We are able to collect and personalize everything about our online persona; from the picture we post, to the music we download, to the people we follow. A persons Google search history may reveal more about them than you might ever learn.

But do not be fooled, people are watching: your significant other, your boss, the police, the government. It might sound like a crack-pot conspiracy theory, but with the advent of the Internet, there is nowhere you can hide.

And don’t try to get away with having no social media life either; that may just be more suspect. If you are a seeking a job, you can bet your latest status update that your future employer has googled you, Facebook-stalked you and checked out your Twitter feed. Young folk are bound to have something out there on the web. And if you have nothing, well, what exactly are you trying to hide?
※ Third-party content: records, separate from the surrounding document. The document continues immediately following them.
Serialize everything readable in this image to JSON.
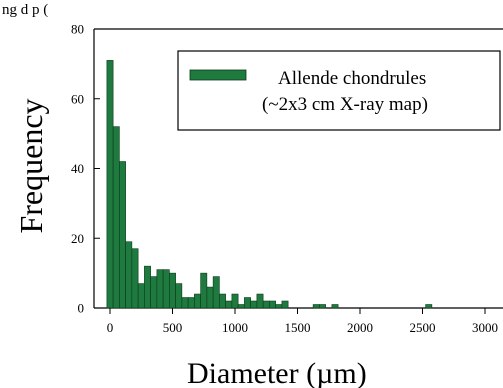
{
  "top_caption": "ng         d     p                   (     ",
  "chart_data": {
    "type": "bar",
    "title": "",
    "xlabel": "Diameter (µm)",
    "ylabel": "Frequency",
    "xlim": [
      -125,
      3000
    ],
    "ylim": [
      0,
      80
    ],
    "xticks": [
      0,
      500,
      1000,
      1500,
      2000,
      2500,
      3000
    ],
    "yticks": [
      0,
      20,
      40,
      60,
      80
    ],
    "bin_width": 50,
    "bar_color": "#1f7a3f",
    "bar_edge_color": "#0a3a1a",
    "grid": false,
    "legend_position": "top-right",
    "series": [
      {
        "name": "Allende chondrules\n(~2x3 cm X-ray map)",
        "bins": [
          {
            "x": 0,
            "value": 71
          },
          {
            "x": 50,
            "value": 52
          },
          {
            "x": 100,
            "value": 42
          },
          {
            "x": 150,
            "value": 19
          },
          {
            "x": 200,
            "value": 17
          },
          {
            "x": 250,
            "value": 7
          },
          {
            "x": 300,
            "value": 12
          },
          {
            "x": 350,
            "value": 9
          },
          {
            "x": 400,
            "value": 11
          },
          {
            "x": 450,
            "value": 11
          },
          {
            "x": 500,
            "value": 10
          },
          {
            "x": 550,
            "value": 7
          },
          {
            "x": 600,
            "value": 3
          },
          {
            "x": 650,
            "value": 3
          },
          {
            "x": 700,
            "value": 4
          },
          {
            "x": 750,
            "value": 10
          },
          {
            "x": 800,
            "value": 6
          },
          {
            "x": 850,
            "value": 9
          },
          {
            "x": 900,
            "value": 4
          },
          {
            "x": 950,
            "value": 2
          },
          {
            "x": 1000,
            "value": 4
          },
          {
            "x": 1050,
            "value": 1
          },
          {
            "x": 1100,
            "value": 3
          },
          {
            "x": 1150,
            "value": 2
          },
          {
            "x": 1200,
            "value": 4
          },
          {
            "x": 1250,
            "value": 2
          },
          {
            "x": 1300,
            "value": 2
          },
          {
            "x": 1350,
            "value": 1
          },
          {
            "x": 1400,
            "value": 2
          },
          {
            "x": 1650,
            "value": 1
          },
          {
            "x": 1700,
            "value": 1
          },
          {
            "x": 1800,
            "value": 1
          },
          {
            "x": 2550,
            "value": 1
          }
        ]
      }
    ],
    "legend": {
      "line1": "Allende chondrules",
      "line2": "(~2x3 cm X-ray map)"
    }
  }
}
In a very real and physical sense, Facebook and social media is ruining lives. Countless are the stories of online bullying that is relentless and reaching levels of ferociousness never before seen in school yards.

American divorce lawyers have said that they’ve seen an 80 percent increase in inappropriate Facebook interactions leading to or contributing to divorce. An Australian couple was served court orders on Facebook after lawyers made 11 attempts to serve them in traditional ways. Increasingly real-life events are being played out or impacted by social media.

We tend to see social media as a far away extension of our lives, generally harmless, just another facet of communication. However, I would suggest that it is the new, new world.

We have explorers and pioneers, we have bandits and criminals; as well as those in the old new world who don’t venture very far from what they know. It is a global exploration of a new virtual reality, a parallel world in which we are still working out our right and responsibilities.

Around the globe we seek the right to free speech on the Internet. This is most recently exemplified by the protests in the Middle East and Northern Africa, where protesters seeking democracy have fought for Internet freedom as much as they have fought for fair wages and job opportunities.

Conversely we detest when these freedoms are abused, and the Internet is used to proliferate attitudes and behaviors generally deemed to be evil, as with racist rhetoric inciting violence or child pornography.

We have an idea of the middle ground, of what is right and what is wrong, but we still don’t quite know the boundaries. Like looking over the horizon and imagining that the world is flat, we don’t know the full extent of the internet or what the future will bring.

We judge past societies by their rates of literacy, but it may come to be that future generations will judge our society by rates of computer and Internet literacy: where those with limited understanding or literacy indicate broader disadvantage, while high literacy rates are indicators of higher wealth, development and education.

So while we forge through this physical world, many people suffering persecution in the fight for virtual freedom, we must remember that whatever we publish on the Internet is an eternal mark by which our society will be judged, and by which you will be individually judged.

Be warned, our internet freedoms are exactly those that may lead to our demise.